Sovereignty will be ‘totally preserved,’ Tomasi promises

In a Jan. 20 letter, Tomasi stated that he was “amazed” by the amount of feedback he had received on the Vatican’s draft, not intended to be circulated widely among the knights.

Cardinal Tomasi said circulation of the draft by leaders within the Order was a “questionable procedure.” It had resulted in a “unilateral” departure from a planned reform procedure and had created “confrontation and debate.”

“This is a questionable procedure which cannot be shared by me and the [constitutional reform] Commission,” Tomasi warned.

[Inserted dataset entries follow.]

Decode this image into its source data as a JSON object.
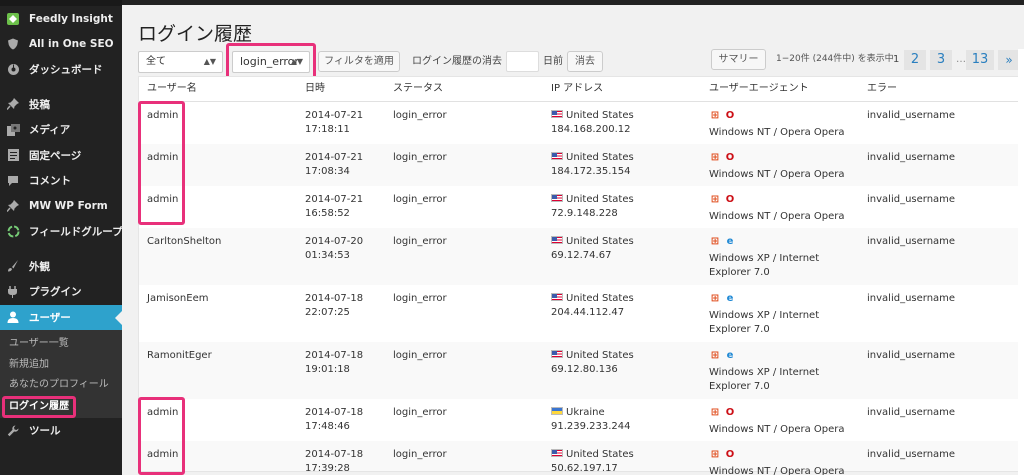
{
  "sidebar": {
    "items": [
      {
        "label": "Feedly Insight",
        "icon": "feedly-icon"
      },
      {
        "label": "All in One SEO",
        "icon": "seo-shield-icon"
      },
      {
        "label": "ダッシュボード",
        "icon": "dashboard-icon"
      },
      {
        "label": "投稿",
        "icon": "pin-icon"
      },
      {
        "label": "メディア",
        "icon": "media-icon"
      },
      {
        "label": "固定ページ",
        "icon": "page-icon"
      },
      {
        "label": "コメント",
        "icon": "comment-icon"
      },
      {
        "label": "MW WP Form",
        "icon": "pin-icon"
      },
      {
        "label": "フィールドグループ",
        "icon": "recycle-icon"
      },
      {
        "label": "外観",
        "icon": "brush-icon"
      },
      {
        "label": "プラグイン",
        "icon": "plugin-icon"
      },
      {
        "label": "ユーザー",
        "icon": "user-icon"
      },
      {
        "label": "ツール",
        "icon": "wrench-icon"
      }
    ],
    "submenu": [
      {
        "label": "ユーザー一覧"
      },
      {
        "label": "新規追加"
      },
      {
        "label": "あなたのプロフィール"
      },
      {
        "label": "ログイン履歴"
      }
    ]
  },
  "page": {
    "title": "ログイン履歴"
  },
  "toolbar": {
    "filter_all": "全て",
    "filter_status": "login_error",
    "apply_button": "フィルタを適用",
    "delete_label": "ログイン履歴の消去",
    "days_suffix": "日前",
    "delete_button": "消去",
    "summary_button": "サマリー",
    "count_text": "1−20件 (244件中) を表示中",
    "current_page": "1",
    "pages": [
      "2",
      "3"
    ],
    "ellipsis": "…",
    "last_page": "13",
    "next": "»"
  },
  "table": {
    "headers": {
      "user": "ユーザー名",
      "date": "日時",
      "status": "ステータス",
      "ip": "IP アドレス",
      "ua": "ユーザーエージェント",
      "error": "エラー"
    },
    "rows": [
      {
        "user": "admin",
        "date": "2014-07-21",
        "time": "17:18:11",
        "status": "login_error",
        "country": "United States",
        "flag": "us",
        "ip": "184.168.200.12",
        "browser_icon": "opera-icon",
        "ua": "Windows NT / Opera Opera",
        "error": "invalid_username"
      },
      {
        "user": "admin",
        "date": "2014-07-21",
        "time": "17:08:34",
        "status": "login_error",
        "country": "United States",
        "flag": "us",
        "ip": "184.172.35.154",
        "browser_icon": "opera-icon",
        "ua": "Windows NT / Opera Opera",
        "error": "invalid_username"
      },
      {
        "user": "admin",
        "date": "2014-07-21",
        "time": "16:58:52",
        "status": "login_error",
        "country": "United States",
        "flag": "us",
        "ip": "72.9.148.228",
        "browser_icon": "opera-icon",
        "ua": "Windows NT / Opera Opera",
        "error": "invalid_username"
      },
      {
        "user": "CarltonShelton",
        "date": "2014-07-20",
        "time": "01:34:53",
        "status": "login_error",
        "country": "United States",
        "flag": "us",
        "ip": "69.12.74.67",
        "browser_icon": "ie-icon",
        "ua": "Windows XP / Internet Explorer 7.0",
        "error": "invalid_username"
      },
      {
        "user": "JamisonEem",
        "date": "2014-07-18",
        "time": "22:07:25",
        "status": "login_error",
        "country": "United States",
        "flag": "us",
        "ip": "204.44.112.47",
        "browser_icon": "ie-icon",
        "ua": "Windows XP / Internet Explorer 7.0",
        "error": "invalid_username"
      },
      {
        "user": "RamonitEger",
        "date": "2014-07-18",
        "time": "19:01:18",
        "status": "login_error",
        "country": "United States",
        "flag": "us",
        "ip": "69.12.80.136",
        "browser_icon": "ie-icon",
        "ua": "Windows XP / Internet Explorer 7.0",
        "error": "invalid_username"
      },
      {
        "user": "admin",
        "date": "2014-07-18",
        "time": "17:48:46",
        "status": "login_error",
        "country": "Ukraine",
        "flag": "ua",
        "ip": "91.239.233.244",
        "browser_icon": "opera-icon",
        "ua": "Windows NT / Opera Opera",
        "error": "invalid_username"
      },
      {
        "user": "admin",
        "date": "2014-07-18",
        "time": "17:39:28",
        "status": "login_error",
        "country": "United States",
        "flag": "us",
        "ip": "50.62.197.17",
        "browser_icon": "opera-icon",
        "ua": "Windows NT / Opera Opera",
        "error": "invalid_username"
      }
    ]
  },
  "colors": {
    "highlight": "#e8307a",
    "sidebar_bg": "#222222",
    "active_menu": "#2ea2cc",
    "link": "#2a7fbf"
  }
}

But, acknowledging the widespread criticism of the Vatican draft and the opposition to its plans to make the Order a subject of the Holy See, Tomasi told the Order’s leadership that he “would also like to reassure the Order as a whole, that it was never the intention of this commission, nor of the Holy Father, to undermine the sovereignty of the Order, which will be totally preserved.”

Tomasi confirmed that the constitutional reform commission, which includes representatives from both the Vatican and Order of Malta, would meet for a two-day session on Jan. 25 and that “pending that meeting” he is “working with the commission to eventually revise some articles of the current draft of the constitutional charter.”

Tomasi’s letter is the most recent in a string of correspondence circulating among the Order’s leadership in recent weeks, beginning with the circulation of the Vatican’s draft constitution earlier this month.